Linux OS 上のクライアントとサーバー間のハンドシェイク フェーズ中に、ライブ ネットワーク トラフィックから X.509 証明書を自動的に抽出する方法を教えていただければ幸いです。
同様の質問がかなり前にもなされた。ネットワークまたはpcapファイルからSSL証明書を抽出するしかし、答えは不完全でした。
答えは次のコマンドを使うと言っている
ssldump -Nr file.pcap | awk 'BEGIN {c=0;} { if ($0 ~ /^[ ]+Certificate$/) {c=1; print "========================================";} if ($0 !~ /^ +/ ) {c=0;} if (c==1) print $0; }'
ただし、pcap ファイルが関係しているため、証明書を手動で抽出する必要があります。

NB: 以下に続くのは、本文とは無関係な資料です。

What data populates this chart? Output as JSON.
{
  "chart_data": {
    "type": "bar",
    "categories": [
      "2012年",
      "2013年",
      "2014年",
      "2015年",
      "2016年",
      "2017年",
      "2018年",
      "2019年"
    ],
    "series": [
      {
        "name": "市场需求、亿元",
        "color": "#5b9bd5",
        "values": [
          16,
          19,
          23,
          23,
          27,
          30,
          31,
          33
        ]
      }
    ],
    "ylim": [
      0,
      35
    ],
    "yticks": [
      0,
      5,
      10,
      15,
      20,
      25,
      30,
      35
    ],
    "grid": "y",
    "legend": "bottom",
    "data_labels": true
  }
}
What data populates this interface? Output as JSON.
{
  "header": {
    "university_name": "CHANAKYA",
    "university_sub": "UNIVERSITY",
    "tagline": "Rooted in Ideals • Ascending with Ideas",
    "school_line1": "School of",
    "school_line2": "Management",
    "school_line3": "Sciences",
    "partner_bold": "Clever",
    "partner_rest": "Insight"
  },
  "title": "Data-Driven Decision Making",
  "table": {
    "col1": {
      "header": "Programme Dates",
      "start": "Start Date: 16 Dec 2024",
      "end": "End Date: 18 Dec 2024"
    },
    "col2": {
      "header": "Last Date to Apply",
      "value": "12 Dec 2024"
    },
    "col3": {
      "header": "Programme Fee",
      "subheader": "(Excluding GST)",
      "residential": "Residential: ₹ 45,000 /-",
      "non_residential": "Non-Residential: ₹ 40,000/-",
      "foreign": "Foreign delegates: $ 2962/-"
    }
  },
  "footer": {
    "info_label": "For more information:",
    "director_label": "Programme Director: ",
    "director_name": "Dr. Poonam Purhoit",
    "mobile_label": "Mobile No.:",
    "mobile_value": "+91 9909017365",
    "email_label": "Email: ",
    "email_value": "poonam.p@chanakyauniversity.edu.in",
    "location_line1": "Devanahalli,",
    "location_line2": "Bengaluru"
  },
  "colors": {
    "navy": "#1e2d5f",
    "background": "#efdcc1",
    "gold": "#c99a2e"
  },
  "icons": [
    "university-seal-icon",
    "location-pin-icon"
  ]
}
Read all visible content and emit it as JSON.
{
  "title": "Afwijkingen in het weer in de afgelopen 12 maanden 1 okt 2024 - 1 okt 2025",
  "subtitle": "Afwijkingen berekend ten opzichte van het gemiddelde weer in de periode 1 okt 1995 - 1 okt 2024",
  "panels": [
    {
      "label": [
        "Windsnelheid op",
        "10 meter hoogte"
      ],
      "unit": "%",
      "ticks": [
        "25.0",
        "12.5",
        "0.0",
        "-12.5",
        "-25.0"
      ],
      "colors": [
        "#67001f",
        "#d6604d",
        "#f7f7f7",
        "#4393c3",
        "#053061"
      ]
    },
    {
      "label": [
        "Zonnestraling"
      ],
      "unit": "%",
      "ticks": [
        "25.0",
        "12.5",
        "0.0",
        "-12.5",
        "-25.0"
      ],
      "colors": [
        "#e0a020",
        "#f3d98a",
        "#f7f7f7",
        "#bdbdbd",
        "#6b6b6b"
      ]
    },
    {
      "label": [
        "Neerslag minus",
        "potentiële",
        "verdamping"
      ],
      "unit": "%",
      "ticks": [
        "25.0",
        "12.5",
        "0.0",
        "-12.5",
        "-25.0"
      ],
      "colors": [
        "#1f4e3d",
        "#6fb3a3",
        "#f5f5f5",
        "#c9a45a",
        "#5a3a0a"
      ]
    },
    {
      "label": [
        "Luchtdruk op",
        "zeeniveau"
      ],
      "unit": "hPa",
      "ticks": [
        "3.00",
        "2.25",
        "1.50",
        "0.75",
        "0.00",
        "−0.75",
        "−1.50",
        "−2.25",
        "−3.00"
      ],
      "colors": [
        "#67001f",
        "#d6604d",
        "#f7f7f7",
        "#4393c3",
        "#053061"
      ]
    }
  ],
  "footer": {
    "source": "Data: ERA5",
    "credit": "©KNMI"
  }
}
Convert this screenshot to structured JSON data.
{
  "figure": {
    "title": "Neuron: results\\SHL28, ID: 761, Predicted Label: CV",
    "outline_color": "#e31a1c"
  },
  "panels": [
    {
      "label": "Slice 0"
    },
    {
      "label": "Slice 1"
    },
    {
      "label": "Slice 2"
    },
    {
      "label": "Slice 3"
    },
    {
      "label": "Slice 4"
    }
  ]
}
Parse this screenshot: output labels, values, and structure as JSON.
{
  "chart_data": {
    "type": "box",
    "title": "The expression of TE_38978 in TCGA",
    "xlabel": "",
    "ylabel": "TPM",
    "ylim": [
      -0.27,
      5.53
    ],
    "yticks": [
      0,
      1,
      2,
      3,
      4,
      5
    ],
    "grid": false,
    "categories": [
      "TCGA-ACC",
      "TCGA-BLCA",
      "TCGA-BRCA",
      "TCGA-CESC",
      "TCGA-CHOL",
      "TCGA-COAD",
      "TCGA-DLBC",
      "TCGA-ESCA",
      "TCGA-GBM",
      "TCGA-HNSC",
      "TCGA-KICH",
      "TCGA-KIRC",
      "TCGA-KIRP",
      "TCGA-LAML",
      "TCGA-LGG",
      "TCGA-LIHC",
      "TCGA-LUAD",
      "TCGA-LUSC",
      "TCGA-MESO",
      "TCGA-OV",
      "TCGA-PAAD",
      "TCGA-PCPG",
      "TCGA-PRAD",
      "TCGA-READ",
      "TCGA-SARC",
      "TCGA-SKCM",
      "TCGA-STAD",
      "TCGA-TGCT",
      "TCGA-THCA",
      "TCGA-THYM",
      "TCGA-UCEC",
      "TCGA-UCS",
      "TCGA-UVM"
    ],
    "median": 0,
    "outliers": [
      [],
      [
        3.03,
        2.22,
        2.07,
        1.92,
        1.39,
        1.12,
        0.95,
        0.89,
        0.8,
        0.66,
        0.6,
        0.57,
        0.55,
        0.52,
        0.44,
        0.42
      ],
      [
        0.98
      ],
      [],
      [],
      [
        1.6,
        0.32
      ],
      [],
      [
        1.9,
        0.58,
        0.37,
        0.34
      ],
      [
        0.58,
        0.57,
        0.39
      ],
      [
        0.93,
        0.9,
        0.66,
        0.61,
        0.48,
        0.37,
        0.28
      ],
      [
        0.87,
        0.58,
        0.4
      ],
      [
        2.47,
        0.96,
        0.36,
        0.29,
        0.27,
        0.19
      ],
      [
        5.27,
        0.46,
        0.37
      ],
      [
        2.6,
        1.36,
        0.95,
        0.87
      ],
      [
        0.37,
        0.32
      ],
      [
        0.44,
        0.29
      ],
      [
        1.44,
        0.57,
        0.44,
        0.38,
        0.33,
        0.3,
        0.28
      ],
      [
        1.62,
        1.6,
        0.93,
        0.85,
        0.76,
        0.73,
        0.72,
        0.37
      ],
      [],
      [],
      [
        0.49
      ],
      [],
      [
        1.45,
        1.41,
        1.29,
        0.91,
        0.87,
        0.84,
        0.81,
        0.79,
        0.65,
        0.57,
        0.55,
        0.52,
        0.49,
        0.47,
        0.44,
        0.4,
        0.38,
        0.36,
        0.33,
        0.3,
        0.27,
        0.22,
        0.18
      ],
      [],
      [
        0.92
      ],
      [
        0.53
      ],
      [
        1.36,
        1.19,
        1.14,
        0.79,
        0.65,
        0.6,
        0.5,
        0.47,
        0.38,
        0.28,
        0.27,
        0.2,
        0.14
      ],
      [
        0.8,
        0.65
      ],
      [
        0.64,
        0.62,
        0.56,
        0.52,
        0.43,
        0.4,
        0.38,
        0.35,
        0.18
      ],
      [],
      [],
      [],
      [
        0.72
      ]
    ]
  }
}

上記のコマンドを私の要件に合わせて変更したり、同じことを実行するための他の代替方法を提案したりできる方はいらっしゃいますか。
答え1
パケット キャプチャから具体的に抽出しようとしているのか、それともハンドシェイク中にコマンド ラインから証明書を取得しようとしているのか?
証明書自体を取得する必要がある場合は、次の操作を実行できます。
echo | openssl s_client -connect sub.domain.tld:443 | openssl x509 -noout -text
にパイプせずにコマンドを実行するとopenssl
、証明書に関するさらに多くの詳細が表示されますが、2 番目のopenssl
コマンドは証明書自体を抽出します。
echo
OpenSSL シェルが正常に終了して Bash プロンプトに戻るためには、パイプが必要です。
当然、これによってすべてが STDOUT に書き込まれます。証明書を保存する場合は、コマンドを で終了してファイルにリダイレクトする必要があります> filename.crt
。証明書チェーンにエラーがある場合は、ファイルには書き込まれず、代わりに STDERR に書き込まれます。